Oettinger ha anche sottolineato l’importanza del coordinamento nello spettro per portare l’Europa nell’era del 5G, della Internet of Things e delle auto connesse. Un quadro regolatorio “armonizzato” ridurrà le barriere all’ingresso, favorirà la concorrenza e darà al settore elementi di prevedibilità come richiesto da chi vuole investire. La linea che la Commissione adotta sulla gestione dello spettro serve a “creare le giuste condizioni perché prosperino le reti e i servizi digitali” che sono il pilastro della strategia per il mercato unico.

La strategia presentata riflette nella sostanza le anticipazioni fatte recentemente dal vice direttore di DG Connect Roberto Viola e pubblicate da Policy Tracker. La Commissione ha infatti promesso di presentare proposte nel 2016 “per un’ambiziosa revisione del quadro regolatorio del settore telecom” che si focalizzerà su “un coerente approccio da mercato unico sulle politiche e la gestione dello spettro”. Sarà anche potenziato, probabilmente, il ruolo del Radio Spectrum Policy Group (Rspg) o del Body of European Regulators for Electronic Communications (Berec), ma non per togliere poteri agli Stati-membro; lo scopo è solo di migliorare il funzionamento dei gruppi intergovernativi.

Primo passo per la Commissione sarà la presentazione, a breve, di “proposte specifiche per il coordinamento della banda dei 700 MHz” che avranno a che fare, al momento, non con le condizioni di licensing ma solo con i tempi.

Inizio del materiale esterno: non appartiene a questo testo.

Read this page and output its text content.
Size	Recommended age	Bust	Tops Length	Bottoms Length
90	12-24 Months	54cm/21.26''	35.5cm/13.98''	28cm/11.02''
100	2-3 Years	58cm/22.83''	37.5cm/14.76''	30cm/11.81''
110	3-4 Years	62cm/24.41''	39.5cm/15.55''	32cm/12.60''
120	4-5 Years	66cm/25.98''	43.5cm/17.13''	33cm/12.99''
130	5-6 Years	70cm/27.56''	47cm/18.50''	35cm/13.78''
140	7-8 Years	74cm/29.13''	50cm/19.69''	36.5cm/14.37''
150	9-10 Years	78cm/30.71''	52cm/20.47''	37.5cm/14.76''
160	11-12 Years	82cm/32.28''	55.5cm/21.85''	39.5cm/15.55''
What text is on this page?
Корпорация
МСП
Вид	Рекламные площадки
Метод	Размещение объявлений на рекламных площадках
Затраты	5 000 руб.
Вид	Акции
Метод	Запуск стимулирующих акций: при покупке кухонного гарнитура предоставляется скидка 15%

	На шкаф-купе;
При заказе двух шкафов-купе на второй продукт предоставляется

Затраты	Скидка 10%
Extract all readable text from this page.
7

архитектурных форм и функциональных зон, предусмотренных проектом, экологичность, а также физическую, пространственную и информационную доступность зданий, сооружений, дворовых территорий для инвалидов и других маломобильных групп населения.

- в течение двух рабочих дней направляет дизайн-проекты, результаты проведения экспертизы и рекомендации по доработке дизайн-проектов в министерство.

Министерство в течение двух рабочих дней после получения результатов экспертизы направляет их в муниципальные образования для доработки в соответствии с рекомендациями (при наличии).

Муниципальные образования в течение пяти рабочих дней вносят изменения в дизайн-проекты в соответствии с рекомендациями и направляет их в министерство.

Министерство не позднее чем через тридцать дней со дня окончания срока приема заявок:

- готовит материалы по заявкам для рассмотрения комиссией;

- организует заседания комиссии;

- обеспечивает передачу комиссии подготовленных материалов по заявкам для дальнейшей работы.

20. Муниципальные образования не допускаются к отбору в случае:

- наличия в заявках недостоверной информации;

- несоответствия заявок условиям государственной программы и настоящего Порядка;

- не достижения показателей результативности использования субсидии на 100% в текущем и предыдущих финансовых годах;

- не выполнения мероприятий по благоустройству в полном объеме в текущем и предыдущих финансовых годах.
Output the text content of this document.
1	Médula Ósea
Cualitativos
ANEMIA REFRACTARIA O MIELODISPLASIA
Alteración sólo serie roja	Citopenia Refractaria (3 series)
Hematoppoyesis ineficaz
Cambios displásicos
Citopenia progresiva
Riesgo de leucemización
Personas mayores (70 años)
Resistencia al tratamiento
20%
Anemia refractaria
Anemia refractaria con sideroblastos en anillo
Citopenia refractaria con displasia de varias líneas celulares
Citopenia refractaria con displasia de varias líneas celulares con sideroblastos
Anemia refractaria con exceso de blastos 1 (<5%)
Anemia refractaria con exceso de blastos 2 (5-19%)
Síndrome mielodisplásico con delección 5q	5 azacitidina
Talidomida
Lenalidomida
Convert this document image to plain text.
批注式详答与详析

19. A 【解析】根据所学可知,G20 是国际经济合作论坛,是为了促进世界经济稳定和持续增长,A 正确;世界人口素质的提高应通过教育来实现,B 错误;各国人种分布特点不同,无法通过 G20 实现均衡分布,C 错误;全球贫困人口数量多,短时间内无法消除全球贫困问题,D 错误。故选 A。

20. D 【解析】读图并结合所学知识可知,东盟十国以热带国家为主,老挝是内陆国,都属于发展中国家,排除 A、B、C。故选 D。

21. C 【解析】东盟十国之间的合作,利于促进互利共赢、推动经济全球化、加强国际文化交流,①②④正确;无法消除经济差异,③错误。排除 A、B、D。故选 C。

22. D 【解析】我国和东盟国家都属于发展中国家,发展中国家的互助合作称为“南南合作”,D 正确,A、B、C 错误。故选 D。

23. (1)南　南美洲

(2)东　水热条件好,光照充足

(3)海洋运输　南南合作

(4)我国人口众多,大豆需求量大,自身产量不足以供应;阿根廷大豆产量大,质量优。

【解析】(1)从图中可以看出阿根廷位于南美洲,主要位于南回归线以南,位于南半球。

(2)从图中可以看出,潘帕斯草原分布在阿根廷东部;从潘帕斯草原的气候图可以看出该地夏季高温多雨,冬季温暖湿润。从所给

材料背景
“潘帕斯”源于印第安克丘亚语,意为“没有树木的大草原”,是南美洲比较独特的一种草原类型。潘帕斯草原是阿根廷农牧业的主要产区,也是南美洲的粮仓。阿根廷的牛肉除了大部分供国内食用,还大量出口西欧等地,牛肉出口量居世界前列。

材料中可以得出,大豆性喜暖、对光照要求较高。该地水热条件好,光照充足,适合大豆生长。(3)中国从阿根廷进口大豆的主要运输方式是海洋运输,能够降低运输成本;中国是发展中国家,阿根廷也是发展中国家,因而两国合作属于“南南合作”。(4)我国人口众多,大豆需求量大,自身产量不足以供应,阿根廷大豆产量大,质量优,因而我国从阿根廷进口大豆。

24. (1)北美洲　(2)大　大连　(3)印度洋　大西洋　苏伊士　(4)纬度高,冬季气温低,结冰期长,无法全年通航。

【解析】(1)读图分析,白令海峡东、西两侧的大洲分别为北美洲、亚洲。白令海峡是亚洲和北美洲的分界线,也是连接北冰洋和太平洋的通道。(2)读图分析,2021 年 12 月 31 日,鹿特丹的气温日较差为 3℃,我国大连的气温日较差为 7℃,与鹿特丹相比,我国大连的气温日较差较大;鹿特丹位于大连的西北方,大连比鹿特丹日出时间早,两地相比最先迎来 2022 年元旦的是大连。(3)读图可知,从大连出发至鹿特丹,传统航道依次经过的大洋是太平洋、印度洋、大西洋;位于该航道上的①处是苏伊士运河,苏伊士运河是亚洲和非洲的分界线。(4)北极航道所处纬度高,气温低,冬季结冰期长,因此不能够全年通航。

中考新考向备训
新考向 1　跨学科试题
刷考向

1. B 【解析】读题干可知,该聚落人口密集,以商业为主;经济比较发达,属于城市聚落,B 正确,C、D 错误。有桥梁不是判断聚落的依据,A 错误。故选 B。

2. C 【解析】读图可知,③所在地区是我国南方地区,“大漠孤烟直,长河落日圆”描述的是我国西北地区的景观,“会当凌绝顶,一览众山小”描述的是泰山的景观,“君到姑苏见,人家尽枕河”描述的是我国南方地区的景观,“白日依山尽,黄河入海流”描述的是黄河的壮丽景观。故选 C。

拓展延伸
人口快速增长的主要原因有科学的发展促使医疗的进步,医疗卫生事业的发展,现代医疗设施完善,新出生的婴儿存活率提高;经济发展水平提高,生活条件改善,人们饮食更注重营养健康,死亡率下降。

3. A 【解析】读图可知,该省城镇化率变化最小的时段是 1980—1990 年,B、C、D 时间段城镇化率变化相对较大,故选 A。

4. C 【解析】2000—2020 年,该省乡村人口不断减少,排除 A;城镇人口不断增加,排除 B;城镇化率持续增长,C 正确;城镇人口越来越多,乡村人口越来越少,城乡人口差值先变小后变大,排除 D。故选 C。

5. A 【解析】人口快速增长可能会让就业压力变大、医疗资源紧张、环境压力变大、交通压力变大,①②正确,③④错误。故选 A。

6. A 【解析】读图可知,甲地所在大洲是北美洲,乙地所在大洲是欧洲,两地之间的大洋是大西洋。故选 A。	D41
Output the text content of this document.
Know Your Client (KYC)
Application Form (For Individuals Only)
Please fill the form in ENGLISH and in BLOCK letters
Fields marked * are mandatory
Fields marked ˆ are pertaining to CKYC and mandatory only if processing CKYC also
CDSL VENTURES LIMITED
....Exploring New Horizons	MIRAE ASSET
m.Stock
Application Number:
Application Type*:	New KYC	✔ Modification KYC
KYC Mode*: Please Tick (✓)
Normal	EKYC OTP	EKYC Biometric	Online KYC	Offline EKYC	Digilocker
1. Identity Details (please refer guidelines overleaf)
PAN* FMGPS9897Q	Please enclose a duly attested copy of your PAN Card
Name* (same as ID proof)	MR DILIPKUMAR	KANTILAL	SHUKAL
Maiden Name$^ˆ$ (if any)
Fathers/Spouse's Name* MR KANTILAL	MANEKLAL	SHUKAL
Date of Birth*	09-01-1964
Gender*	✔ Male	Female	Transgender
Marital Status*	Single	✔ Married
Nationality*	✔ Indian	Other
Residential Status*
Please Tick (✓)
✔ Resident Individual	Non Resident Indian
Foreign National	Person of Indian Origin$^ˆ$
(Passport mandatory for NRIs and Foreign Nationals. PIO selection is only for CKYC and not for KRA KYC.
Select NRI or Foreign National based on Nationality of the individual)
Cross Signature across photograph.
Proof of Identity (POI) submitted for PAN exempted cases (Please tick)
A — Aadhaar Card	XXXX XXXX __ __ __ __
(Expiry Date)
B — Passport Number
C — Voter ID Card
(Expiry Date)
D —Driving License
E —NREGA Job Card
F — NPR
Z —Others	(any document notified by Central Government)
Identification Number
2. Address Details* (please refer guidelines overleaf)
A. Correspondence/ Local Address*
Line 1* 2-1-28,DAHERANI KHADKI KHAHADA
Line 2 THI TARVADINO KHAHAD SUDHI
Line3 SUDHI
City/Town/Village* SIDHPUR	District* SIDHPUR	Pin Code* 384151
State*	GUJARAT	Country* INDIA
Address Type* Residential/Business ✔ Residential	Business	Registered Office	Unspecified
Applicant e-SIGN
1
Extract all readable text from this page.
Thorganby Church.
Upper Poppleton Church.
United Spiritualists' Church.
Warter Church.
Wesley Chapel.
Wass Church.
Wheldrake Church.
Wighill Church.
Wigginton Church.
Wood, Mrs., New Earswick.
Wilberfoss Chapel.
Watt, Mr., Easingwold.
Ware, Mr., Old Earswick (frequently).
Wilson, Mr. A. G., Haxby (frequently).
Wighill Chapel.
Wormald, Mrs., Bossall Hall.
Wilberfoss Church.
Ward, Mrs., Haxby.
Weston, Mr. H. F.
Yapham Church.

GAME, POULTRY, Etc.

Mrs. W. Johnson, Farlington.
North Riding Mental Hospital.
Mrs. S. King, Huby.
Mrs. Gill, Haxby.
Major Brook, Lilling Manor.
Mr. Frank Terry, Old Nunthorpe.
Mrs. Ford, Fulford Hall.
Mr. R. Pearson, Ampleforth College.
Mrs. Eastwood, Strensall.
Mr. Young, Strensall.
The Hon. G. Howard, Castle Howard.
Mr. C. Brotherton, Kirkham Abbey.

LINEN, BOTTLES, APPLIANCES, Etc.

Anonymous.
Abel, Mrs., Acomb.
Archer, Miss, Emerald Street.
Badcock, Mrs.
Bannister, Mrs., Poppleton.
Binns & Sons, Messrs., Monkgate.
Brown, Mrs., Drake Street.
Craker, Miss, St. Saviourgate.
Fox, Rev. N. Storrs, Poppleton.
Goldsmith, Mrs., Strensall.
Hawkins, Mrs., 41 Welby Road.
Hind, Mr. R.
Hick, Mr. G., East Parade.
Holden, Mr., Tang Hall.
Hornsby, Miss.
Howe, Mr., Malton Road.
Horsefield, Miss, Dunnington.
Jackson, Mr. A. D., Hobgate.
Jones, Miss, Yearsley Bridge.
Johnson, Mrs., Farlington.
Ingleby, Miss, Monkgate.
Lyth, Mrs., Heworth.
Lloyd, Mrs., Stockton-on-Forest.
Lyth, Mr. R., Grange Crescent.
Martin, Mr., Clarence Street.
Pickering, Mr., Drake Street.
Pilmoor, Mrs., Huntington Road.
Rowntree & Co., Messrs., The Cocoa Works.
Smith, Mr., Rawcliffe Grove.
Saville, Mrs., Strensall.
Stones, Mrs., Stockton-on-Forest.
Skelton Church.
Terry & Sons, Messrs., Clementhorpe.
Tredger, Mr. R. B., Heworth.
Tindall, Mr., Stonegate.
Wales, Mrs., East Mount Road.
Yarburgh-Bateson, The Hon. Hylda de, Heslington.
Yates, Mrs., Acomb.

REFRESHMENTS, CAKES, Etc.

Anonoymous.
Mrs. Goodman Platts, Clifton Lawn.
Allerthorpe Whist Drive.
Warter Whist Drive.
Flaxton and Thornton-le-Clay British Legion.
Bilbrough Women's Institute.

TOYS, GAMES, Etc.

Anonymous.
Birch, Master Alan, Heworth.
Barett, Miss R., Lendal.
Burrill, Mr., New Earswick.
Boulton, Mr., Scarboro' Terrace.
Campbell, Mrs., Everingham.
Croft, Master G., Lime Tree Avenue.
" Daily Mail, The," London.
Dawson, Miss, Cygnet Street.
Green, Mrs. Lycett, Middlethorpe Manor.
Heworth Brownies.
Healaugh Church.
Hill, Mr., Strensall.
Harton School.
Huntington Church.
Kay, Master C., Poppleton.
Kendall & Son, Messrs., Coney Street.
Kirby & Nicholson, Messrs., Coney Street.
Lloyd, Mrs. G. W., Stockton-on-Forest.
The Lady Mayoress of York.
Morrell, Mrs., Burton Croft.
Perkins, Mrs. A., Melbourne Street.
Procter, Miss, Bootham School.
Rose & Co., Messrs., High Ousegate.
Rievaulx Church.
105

La Commissione da tempo sostiene l’urgenza del refarming della banda dei 700 MHz, ma la versione finale della strategia è stata riscritta in modo da indicare che tale refarming terrà conto delle “esigenze specifiche della distribuzione audiovisiva”. Tuttavia in una nota il “Wider Spectrum Group”, che rappresenta l’industria del broadcasting, ha dichiarato di aver bisogno di qualcosa di più. Già prima della presentazione della strategia, il gruppo si era lamentato in una lettera al presidente Jean-Claude Juncker che la Commissione non stava riconoscendo adeguatamente la “connessione tra l’assegnazione dello spettro e i posti di lavoro nell’industria locale creativa e della cultura, il pluralismo e la diversità dei media” e sottolineava che lo spettro è indispensabile per il “modello audiovisivo dell’Europa”. Il gruppo avrebbe preferito il mantenimento della proposta di Pascal Lamy che prevedeva sì il refarming dei 700 MHz ma conservava il resto della banda UHF per le trasmissioni terrestri fino almeno al 2030.

Per il resto, la strategia della Commissione sullo spettro ha incontrato commenti favorevoli: la European Competitive Telecommunications Association (Ecta) si è detta soddisfatta dall’accento posto sulla concorrenza nel settore telecom e la European Telecommunication Network Operators’ association (Etno) ha invitato la Commissione ad agire presto per rimuovere le barriere agli investimenti e provvedere al “rilascio coordinato” della banda dei 700 MHz per i servizi di banda larga mobile. Anche la Gsm Association ha commentato dicendo che l’Europa ha bisogno di rendere disponibile, presto e in modo coordinato, più spettro per il mobile broadband.